Whisper-Tiny-MLA (11 languages) — MLA-converted, 62.5% smaller decode KV-cache

The on-device-tier sibling of the WhisperMLA family: openai/whisper-tiny (39M) with its decoder self-attention converted MHA→MLA (per Whisper-MLA, arXiv:2603.00563), recovery-fine-tuned on 11 languages of the CC0 Whispered corpus (32k clips/lang).

from transformers import AutoModelForSpeechSeq2Seq
model = AutoModelForSpeechSeq2Seq.from_pretrained("burakaydinofficial/whisper-tiny-mla-cv11", trust_remote_code=True)  # transformers==4.46.x

Honest sizing note (read this first)

Conversion cost grows as the student shrinks — measured across the family: small ≈ +0.4 median WER → base ≈ +1.0 → tiny ≈ +1.9. At the tiny tier you pay ≈ +1.9 WER (median) for the 62.5% cache cut. If quality is the priority, prefer the small variant; this tier is for memory-constrained deployments where the cache cut matters most.
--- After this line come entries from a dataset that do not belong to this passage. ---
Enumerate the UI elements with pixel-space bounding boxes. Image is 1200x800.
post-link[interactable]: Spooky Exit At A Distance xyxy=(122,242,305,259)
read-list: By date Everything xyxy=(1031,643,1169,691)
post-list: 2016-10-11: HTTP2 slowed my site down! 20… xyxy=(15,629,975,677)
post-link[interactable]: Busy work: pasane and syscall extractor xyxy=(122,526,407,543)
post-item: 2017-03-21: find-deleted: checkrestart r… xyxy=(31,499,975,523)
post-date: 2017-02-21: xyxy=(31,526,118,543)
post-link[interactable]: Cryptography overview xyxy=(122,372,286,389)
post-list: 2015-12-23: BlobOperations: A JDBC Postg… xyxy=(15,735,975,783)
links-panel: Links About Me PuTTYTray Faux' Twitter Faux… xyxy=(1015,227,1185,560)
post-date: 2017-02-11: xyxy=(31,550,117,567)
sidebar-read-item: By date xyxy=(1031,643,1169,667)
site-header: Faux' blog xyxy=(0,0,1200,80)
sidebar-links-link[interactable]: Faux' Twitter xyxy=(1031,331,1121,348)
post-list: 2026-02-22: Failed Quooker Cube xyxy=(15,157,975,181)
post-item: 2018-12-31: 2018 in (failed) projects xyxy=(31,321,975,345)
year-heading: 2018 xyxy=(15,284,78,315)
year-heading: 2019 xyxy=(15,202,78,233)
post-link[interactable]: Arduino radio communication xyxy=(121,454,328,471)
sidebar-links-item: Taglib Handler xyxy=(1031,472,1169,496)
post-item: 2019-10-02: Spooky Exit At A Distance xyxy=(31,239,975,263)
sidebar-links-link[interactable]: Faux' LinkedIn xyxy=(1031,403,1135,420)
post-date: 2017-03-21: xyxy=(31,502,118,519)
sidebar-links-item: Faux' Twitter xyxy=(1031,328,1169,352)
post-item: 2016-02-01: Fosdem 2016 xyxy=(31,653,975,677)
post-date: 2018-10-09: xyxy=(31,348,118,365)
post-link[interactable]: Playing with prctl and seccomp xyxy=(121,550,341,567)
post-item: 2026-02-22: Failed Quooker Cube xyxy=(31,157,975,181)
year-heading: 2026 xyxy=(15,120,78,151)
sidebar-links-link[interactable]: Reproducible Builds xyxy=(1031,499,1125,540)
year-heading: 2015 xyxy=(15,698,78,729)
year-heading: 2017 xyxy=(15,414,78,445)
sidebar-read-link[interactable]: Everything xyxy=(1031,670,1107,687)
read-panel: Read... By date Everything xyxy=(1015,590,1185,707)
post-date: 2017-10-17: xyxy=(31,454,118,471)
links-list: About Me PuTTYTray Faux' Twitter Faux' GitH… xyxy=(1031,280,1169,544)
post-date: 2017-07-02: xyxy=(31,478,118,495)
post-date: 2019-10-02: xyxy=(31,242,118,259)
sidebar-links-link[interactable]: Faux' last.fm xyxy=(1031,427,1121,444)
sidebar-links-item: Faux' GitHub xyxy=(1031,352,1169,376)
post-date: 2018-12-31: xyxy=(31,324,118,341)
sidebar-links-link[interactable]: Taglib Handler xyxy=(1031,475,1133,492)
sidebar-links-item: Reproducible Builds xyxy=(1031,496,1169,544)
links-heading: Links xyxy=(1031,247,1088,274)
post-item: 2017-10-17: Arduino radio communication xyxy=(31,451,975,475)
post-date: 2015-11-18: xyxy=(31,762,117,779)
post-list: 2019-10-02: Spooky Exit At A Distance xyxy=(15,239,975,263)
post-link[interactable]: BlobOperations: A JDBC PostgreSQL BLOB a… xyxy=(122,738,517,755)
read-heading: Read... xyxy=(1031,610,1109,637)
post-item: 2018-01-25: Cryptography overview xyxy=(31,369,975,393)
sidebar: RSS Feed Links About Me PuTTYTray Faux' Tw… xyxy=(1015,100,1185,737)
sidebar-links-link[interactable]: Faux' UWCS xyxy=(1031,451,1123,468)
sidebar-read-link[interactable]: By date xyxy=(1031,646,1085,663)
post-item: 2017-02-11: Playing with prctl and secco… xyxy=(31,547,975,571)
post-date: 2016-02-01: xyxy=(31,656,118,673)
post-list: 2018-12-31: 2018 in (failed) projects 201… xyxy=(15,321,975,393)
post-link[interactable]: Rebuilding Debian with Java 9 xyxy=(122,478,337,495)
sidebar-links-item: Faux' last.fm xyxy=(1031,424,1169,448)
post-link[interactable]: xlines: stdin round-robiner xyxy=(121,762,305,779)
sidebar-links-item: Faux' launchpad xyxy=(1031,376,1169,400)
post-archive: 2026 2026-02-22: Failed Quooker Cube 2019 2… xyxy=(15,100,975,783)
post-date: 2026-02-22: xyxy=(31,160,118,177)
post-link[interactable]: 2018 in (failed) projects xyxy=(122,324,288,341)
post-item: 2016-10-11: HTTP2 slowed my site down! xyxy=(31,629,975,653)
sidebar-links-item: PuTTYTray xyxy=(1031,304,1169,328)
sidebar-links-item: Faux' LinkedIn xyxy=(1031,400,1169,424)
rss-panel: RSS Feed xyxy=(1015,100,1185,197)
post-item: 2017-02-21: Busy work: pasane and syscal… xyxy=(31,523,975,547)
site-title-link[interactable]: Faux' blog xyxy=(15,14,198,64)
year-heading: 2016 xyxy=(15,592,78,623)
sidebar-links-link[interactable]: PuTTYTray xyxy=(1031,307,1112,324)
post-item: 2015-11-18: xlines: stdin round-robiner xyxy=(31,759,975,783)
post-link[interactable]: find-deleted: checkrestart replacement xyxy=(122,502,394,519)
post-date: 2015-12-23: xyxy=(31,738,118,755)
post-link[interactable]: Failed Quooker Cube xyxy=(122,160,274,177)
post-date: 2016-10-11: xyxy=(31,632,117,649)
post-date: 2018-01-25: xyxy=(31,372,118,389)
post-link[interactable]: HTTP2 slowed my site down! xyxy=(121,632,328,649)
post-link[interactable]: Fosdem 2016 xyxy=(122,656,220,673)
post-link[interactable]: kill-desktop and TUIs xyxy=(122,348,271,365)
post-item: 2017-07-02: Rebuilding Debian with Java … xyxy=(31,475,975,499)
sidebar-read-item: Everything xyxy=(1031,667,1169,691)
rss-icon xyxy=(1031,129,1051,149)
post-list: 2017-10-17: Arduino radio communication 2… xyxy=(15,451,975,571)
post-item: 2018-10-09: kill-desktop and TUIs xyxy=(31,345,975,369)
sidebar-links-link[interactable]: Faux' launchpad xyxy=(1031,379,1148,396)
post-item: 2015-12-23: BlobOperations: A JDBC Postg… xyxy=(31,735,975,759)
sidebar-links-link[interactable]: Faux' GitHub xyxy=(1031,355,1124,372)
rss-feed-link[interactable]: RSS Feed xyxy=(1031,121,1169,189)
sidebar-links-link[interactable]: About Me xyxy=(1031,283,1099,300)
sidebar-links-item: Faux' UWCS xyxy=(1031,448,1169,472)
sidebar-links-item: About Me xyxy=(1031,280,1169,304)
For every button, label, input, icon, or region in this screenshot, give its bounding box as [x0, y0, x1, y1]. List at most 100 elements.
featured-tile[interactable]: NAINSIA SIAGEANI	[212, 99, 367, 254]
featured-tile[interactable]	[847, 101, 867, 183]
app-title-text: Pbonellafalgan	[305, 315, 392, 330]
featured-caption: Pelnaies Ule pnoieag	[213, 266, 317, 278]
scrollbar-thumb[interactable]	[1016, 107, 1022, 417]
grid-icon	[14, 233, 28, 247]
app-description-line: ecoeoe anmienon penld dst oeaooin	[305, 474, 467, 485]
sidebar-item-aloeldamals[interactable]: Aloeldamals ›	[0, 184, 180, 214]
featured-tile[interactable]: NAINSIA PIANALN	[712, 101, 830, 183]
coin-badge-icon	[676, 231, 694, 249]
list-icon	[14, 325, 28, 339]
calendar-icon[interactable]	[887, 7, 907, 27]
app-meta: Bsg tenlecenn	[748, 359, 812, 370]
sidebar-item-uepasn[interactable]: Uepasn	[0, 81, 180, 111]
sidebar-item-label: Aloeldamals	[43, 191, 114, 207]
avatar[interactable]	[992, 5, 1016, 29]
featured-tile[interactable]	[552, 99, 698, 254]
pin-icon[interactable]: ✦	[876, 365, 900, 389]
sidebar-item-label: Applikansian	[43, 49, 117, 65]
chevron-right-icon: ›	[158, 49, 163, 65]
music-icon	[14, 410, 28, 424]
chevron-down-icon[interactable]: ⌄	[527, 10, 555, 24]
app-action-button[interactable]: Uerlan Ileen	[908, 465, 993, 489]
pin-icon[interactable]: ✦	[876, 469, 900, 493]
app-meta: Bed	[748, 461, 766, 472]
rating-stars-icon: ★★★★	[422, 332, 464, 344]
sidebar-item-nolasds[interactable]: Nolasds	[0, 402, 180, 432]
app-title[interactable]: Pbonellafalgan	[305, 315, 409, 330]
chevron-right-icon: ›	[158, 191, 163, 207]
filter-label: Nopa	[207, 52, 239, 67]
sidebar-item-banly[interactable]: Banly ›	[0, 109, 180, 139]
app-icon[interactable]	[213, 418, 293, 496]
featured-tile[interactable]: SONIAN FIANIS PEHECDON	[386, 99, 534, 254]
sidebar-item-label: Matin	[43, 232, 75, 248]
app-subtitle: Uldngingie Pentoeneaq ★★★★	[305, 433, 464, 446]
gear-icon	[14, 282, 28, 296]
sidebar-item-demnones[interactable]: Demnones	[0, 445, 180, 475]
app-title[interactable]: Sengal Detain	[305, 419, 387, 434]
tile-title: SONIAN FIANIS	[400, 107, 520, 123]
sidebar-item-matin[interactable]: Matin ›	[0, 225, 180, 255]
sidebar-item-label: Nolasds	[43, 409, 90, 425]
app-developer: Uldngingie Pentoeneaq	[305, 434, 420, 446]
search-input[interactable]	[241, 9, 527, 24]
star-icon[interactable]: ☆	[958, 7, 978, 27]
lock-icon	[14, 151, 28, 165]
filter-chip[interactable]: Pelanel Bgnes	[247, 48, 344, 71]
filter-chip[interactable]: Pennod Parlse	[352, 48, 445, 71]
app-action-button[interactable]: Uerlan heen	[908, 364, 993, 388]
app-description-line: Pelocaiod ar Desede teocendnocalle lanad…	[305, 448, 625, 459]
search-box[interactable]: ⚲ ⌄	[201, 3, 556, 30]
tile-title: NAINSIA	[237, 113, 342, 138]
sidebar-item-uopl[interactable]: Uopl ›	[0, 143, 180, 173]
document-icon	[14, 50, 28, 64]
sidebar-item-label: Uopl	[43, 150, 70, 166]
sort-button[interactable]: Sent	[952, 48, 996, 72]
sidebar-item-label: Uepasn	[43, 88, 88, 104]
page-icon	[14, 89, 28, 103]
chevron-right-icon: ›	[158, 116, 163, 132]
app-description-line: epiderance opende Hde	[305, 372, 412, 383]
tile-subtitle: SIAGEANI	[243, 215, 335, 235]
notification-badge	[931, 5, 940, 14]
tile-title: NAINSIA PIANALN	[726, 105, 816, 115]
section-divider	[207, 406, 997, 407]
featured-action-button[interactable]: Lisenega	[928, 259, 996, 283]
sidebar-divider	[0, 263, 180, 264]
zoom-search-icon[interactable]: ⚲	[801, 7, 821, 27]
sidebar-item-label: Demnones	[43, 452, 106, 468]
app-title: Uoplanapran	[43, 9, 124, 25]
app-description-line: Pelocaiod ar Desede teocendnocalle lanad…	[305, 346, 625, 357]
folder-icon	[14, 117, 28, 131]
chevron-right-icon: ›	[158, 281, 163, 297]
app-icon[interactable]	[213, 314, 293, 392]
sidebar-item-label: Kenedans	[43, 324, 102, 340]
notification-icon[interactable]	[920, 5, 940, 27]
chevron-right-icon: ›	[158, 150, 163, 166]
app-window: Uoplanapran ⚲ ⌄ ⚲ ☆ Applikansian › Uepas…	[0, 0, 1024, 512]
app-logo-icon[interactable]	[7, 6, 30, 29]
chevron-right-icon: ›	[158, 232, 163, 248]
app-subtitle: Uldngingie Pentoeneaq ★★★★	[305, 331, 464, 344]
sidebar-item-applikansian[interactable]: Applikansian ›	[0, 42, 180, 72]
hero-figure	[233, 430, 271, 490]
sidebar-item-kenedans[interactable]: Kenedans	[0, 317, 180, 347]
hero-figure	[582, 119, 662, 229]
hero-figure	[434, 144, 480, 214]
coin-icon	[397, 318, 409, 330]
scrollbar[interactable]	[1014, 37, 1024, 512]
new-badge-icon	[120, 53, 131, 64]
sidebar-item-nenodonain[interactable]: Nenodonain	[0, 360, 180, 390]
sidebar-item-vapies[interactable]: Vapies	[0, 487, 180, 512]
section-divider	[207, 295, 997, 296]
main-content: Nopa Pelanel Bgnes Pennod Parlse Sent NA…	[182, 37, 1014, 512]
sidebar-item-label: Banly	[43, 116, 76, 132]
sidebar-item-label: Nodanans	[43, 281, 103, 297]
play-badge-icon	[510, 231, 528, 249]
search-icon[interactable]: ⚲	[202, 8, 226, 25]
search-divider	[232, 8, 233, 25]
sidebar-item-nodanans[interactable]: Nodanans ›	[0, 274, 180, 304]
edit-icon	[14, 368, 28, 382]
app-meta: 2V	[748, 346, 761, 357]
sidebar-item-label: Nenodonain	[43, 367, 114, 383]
Results (CommonVoice-17 test, n=1500/lang; WER/CER %; cost = paired vs an identically-trained unconverted control)

Lang	this model (WER / CER)	conversion cost
en	29.1 / 15.8	+2.41 ✱
de	42.8 / 16.6	+1.95 ✱
es	29.4 / 10.7	+1.07 ✱
fr	45.4 / 20.1	+2.05 ✱
ru	42.9 / 14.2	+3.32 ✱
tr	53.7 / 17.6	+2.63 ✱
cy	86.5 / 38.0	−0.19 (ns)
ar	67.5 / 28.7	+1.58 ✱
th	65.8 / 28.1	+0.75 CER ✱
zh	99.3 / 34.1	−1.49 CER (ns)
ka	122.1 / 81.0	−0.50 (ns) — floor

Absolute quality is tiny-tier-typical (much lower than small — that is the base model, not MLA). Encoder frozen both arms; 15,000 steps; warmup+cosine; fp16.

Limitations

Same as the flagship: transformers==4.46.x + trust_remote_code required; not loadable in whisper.cpp/faster-whisper/CT2; coverage = these 11 languages (unseen scripts degrade); ka reported as the labeled model-class floor; read-speech domain.

Acoustic conditions of the evaluation

Evaluated on crowdsourced consumer-microphone recordings with real environmental noise — traffic, room reverb, variable devices — CommonVoice's native conditions, not studio audio. The numbers above already include that heterogeneity. Not yet benchmarked: far-field, telephony (8 kHz), overlapping speech; an SNR-ladder robustness section will be added when measured.